A structured set of objections, weighed in public.

Desk editor's note, referee report, simulated authors' rebuttal, and a circularity audit. Tearing a paper down is the easy half of reading it; the pith above is the substance, this is the friction.

Referee Report

0 major / 3 minor

Summary. The manuscript claims to characterize the Bayesian Nash Equilibrium (BNE) for first-price auctions under discrete value distributions in the asymmetric independent private values (IPV) model. It provides an algorithm to compute the BNE, proves existence and uniqueness of the equilibrium, and argues that standard results from the continuous case (including uniqueness) do not carry over. The approach avoids solving ODEs and is shown via experiments to be faster and more accurate than approximating discrete distributions by continuous ones.
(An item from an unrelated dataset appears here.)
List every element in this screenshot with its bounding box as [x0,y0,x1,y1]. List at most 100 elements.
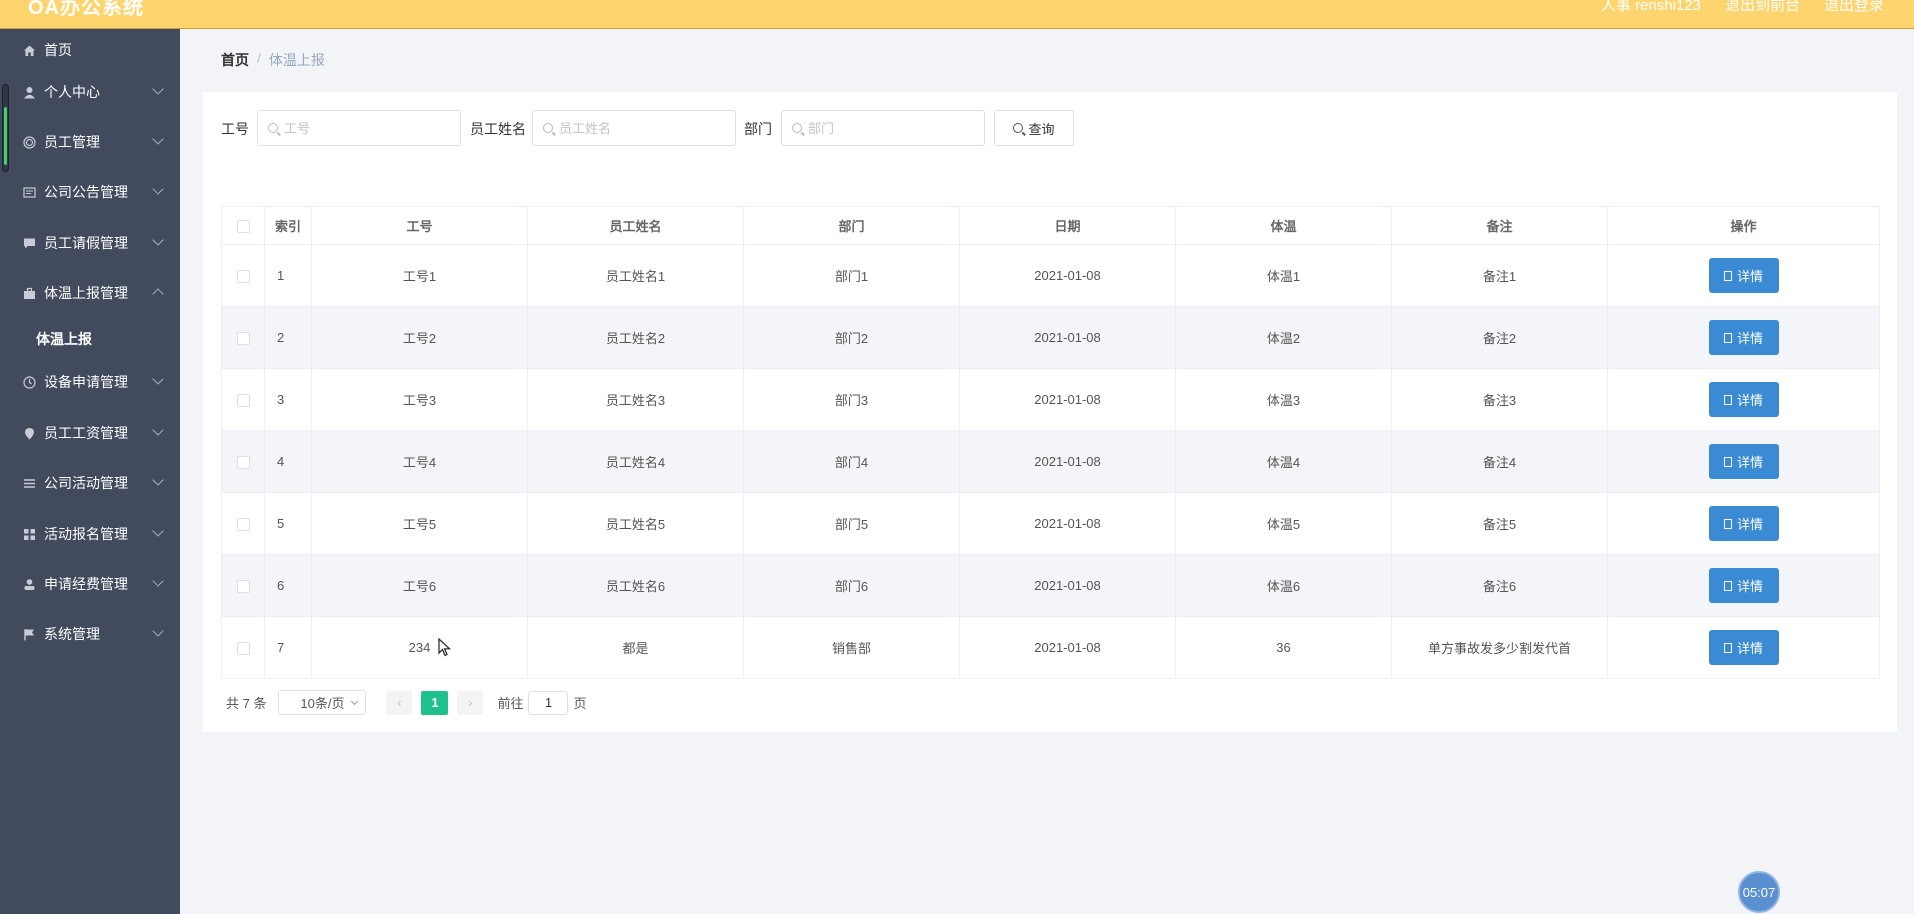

Significance. If the existence/uniqueness proofs and algorithm are correct, the work supplies a direct, non-approximative method for a practically relevant setting (discrete supports) where continuous-case techniques fail. The explicit algorithm and experimental comparison constitute a concrete, falsifiable contribution that can be checked by implementation.

minor comments (3)
  1. The abstract states that 'some of the previous results in the case of continuous value distributions do not apply' and that 'the uniqueness result in discrete case cannot be implied by the uniqueness property in the continuous case,' but does not name the specific continuous-case theorems being referenced; adding these citations in the introduction would clarify the precise gap being filled.
  2. The model section should explicitly state the finite support assumption (number of atoms per distribution) and whether the supports are required to be identical across bidders; this is load-bearing for the algorithm description.
  3. The experimental section compares runtime and accuracy against a continuous approximation; the paper should report the exact discretization grid size used in the baseline and the number of Monte Carlo replications for the accuracy metric.
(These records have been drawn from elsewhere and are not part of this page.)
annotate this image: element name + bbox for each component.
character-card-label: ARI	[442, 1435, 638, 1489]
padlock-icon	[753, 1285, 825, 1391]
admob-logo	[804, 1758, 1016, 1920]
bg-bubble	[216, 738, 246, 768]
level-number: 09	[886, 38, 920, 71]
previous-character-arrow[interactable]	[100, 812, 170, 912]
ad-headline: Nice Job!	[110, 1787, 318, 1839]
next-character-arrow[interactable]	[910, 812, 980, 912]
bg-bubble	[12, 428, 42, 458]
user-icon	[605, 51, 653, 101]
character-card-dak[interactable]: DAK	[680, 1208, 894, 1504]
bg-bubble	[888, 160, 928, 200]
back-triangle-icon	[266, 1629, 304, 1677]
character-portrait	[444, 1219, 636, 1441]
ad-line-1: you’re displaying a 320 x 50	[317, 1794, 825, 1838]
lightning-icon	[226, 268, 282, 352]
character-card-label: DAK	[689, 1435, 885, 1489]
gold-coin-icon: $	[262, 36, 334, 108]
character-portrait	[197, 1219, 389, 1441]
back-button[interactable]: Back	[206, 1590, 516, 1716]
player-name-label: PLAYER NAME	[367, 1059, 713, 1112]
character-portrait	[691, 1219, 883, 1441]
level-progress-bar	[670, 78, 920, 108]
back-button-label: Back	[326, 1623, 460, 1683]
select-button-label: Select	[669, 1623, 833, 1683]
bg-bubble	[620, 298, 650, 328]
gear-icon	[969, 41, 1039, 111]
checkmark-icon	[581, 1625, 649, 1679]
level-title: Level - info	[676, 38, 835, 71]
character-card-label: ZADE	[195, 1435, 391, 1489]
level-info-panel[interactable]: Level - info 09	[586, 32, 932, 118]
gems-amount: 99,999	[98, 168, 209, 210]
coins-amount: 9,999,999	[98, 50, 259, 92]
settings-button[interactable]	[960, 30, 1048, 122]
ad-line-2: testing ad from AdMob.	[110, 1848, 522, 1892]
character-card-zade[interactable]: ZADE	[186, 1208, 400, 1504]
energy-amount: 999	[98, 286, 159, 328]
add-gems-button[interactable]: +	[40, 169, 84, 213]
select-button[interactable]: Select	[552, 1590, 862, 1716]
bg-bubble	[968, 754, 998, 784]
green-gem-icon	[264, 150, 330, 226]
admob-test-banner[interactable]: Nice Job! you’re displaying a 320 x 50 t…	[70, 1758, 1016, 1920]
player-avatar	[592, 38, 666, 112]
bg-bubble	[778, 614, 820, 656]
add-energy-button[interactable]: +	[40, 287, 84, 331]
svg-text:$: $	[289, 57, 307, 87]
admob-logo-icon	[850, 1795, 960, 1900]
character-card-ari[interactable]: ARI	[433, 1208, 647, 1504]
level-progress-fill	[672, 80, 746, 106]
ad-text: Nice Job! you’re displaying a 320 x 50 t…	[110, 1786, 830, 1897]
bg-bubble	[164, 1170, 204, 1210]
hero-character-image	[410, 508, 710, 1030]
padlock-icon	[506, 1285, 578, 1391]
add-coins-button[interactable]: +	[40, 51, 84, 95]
Simulated Author's Rebuttal

0 responses · 0 unresolved

We thank the referee for the positive assessment of our manuscript and the recommendation for minor revision. No specific major comments were provided in the report.

Circularity Check

0 steps flagged

No significant circularity; direct mathematical proof of existence/uniqueness

full rationale

The paper's central contribution is a direct theoretical proof of existence and uniqueness of Bayesian Nash Equilibrium for the first-price auction under discrete value distributions in the asymmetric IPV model. The abstract explicitly notes that continuous-case results do not carry over and that a separate argument is required, with the derivation framed as a self-contained characterization plus algorithm rather than any reduction to fitted parameters, self-citations, or imported uniqueness theorems. No load-bearing steps reduce by construction to inputs; the model assumptions are standard and externally stated. This is the expected outcome for a pure existence/uniqueness proof paper.
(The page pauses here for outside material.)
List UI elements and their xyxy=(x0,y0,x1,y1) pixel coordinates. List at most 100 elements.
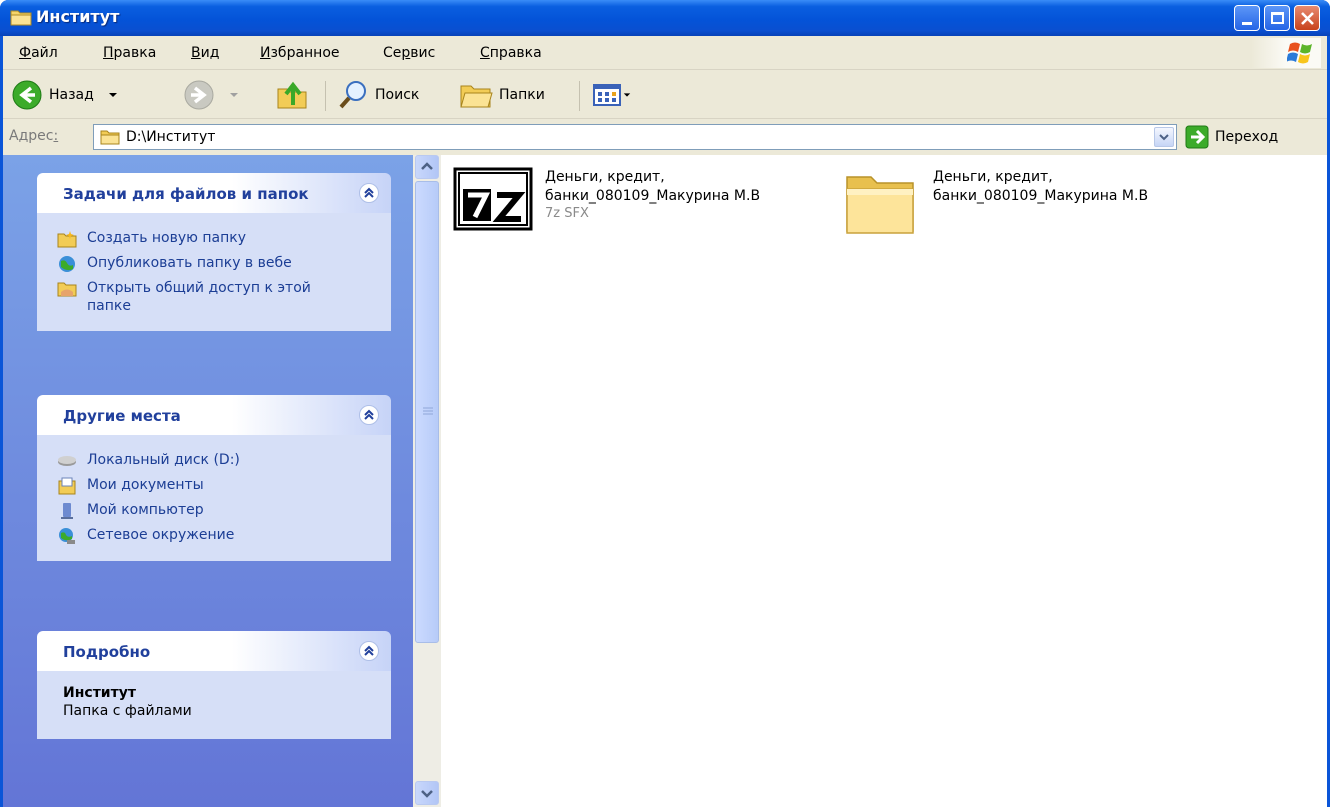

Axiom & Free-Parameter Ledger

0 free parameters · 1 axioms · 0 invented entities

The central claims rest on the standard independent private values assumption with common-knowledge discrete distributions; no free parameters or invented entities are mentioned in the abstract.

axioms (1)
  • domain assumption Buyers' value distributions are common knowledge in the asymmetric independent private values model.
    Explicitly stated as the modeling framework in the final sentence of the abstract.